Wafa’a may also have received advice on the choice of outer clothing. “We know that some male suicide bombers have worn wigs and been well dressed. This has helped them to gain access to upmarket cafés and restaurants, which have been among their targets,” Dr. Merari has said. Wafa’a’s mother later recalled that her daughter had laid out her body suit and clean underwear on her bed early on that Sunday morning. Then she had chosen her finest hipster jeans and a loose-fitting blouse to conceal her body suit.

She had been joined by her spiritual adviser—a male member of the Martyrs. They had prayed together. Then he had recited passages from the Koran. He had handed her a copy of the Koran, which she tucked into her back trouser pocket.

To prepare a candidate for death, contacts with the family were reduced to a minimum. This was to reduce any hesitation over severing earthly ties. He or she was constantly reminded of the new life ahead. Only when a candidate was on the eve of martyrdom was time with his or her family allowed. In part this was to test whether or not he or she would weaken in his or her resolve.

Wafa’a, for example, spent her last two days with her mother. Only when she had taken delivery of her underclothes and body suit did she let her mother know what was going to happen. “We prayed together. For Palestine. For my daughter’s safe journey to a better world,” Was-fiya Ali Idris would recall.

Wasfiya is herself a woman who sees life through the prism of Islamic extremism. Her reading is confined to the Koran, her hero is Yasser Arafat. Her dream was that her daughter was going to her death to help create a Palestinian homeland.

In some respects Wafa’a Ali Idris did not quite fit the profile of a shaheed, a Martyr. Until she had been enrolled by the Martyrs, she had not shown any strong religious feelings. “After time with the Martyrs she became a devout follower of all that I had taught her as a child. There was not a day when she did not study the Koran,” said Wasfiya.

Her anger against Israel also became a living vibrant force that sustained her during her work as a paramedic. In the year before her death, she had been injured three times by Israeli soldiers as she had tended to Arabs wounded on the streets of Ramallah. Her mother would remember. “At that time my daughter was getting more and more angry. All she was doing was trying to save lives. But the soldiers did not care. Then one day she said to me, ‘Mother, I have joined the Martyrs. It is the only way I can serve my people. All those who have died have to be avenged!’ I understood her feelings.”

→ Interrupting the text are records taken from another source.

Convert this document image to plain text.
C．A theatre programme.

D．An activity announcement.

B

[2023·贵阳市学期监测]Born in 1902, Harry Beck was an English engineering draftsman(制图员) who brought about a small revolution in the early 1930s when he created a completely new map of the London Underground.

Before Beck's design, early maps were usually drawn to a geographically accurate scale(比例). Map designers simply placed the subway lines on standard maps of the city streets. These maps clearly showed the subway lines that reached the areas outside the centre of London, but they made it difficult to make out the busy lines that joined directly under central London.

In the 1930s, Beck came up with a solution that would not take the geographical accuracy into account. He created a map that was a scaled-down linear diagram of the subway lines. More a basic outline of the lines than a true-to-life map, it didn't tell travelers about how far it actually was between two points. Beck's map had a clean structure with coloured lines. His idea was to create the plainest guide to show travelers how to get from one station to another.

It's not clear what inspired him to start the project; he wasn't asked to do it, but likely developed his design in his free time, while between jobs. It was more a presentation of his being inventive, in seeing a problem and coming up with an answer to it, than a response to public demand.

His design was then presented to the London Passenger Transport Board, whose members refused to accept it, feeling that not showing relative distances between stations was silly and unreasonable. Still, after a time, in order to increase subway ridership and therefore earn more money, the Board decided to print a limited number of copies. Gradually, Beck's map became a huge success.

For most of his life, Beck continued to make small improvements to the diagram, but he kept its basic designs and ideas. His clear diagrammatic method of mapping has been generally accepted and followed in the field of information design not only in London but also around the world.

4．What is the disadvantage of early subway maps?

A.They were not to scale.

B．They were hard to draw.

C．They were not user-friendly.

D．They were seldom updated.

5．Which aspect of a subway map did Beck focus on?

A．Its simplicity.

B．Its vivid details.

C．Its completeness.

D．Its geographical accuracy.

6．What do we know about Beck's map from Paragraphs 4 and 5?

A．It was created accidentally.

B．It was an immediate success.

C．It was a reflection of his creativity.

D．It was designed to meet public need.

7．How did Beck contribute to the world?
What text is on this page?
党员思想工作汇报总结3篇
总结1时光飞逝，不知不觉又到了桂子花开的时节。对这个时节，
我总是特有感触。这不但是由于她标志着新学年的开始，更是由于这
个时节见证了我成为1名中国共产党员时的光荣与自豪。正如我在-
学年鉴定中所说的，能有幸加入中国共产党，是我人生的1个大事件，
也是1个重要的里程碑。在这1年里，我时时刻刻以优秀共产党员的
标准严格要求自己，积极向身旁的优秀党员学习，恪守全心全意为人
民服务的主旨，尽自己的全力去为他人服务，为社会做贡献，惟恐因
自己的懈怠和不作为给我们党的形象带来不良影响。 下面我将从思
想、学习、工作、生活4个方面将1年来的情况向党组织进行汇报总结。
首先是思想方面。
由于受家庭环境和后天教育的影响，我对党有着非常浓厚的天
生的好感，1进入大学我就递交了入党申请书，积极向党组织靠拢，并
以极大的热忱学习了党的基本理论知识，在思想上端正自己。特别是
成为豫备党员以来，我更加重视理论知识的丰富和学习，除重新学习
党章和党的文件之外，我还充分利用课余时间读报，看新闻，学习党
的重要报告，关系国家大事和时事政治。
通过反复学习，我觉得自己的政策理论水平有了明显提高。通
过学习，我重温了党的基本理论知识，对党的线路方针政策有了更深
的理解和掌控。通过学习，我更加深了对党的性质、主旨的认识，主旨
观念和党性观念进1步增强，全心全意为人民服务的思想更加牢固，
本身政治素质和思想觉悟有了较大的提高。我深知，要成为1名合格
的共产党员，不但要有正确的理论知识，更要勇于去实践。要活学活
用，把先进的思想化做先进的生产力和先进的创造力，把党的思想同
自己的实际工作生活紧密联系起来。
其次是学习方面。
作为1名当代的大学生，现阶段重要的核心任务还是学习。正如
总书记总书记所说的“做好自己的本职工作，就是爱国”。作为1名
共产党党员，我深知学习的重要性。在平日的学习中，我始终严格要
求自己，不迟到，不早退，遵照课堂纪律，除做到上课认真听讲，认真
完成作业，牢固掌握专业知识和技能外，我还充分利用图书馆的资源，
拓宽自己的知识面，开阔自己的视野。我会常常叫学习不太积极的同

To grasp the power of martyrdom for such people, you need go no further than the Ramallah mosque where one of the imams explained (to the author): “First you must understand the meaning of the spirit. It draws us upward while the power of material things tries to hold us back. But when you are filled with a true desire to be a martyr, the material influence recedes. Only if you are a true believer will you begin to understand that. To all nonbelievers it is impossible to comprehend. But for those who have chosen to die, they know they are close to eternity. They have no doubts of the wonderful world that awaits them. Each and every one understands the legitimacy of what they are about to do. They have each made an oath on the Koran to carry out their noble action. It is the oath of jihad. We call it bayt al ridwan, named after the Garden of Paradise for the true prophets.”

In Ramallah suicide bombers are heroes. There are posters for the “Martyr of the Month.” They are celebrated in song and verse. They are remembered in Friday prayers in every mosque in the West Bank and Gaza City.

Sheikh Ahmed Yassin, the spiritual leader of Hamas, said: “Love of martyrdom is something deep inside the heart. But these rewards are not in themselves the goal of the martyr. The only aim of the true believer is to win Allah’s satisfaction. That can be done in the simplest and speediest manner by dying in the cause of Allah. And never forget it is Allah who selects the martyrs.”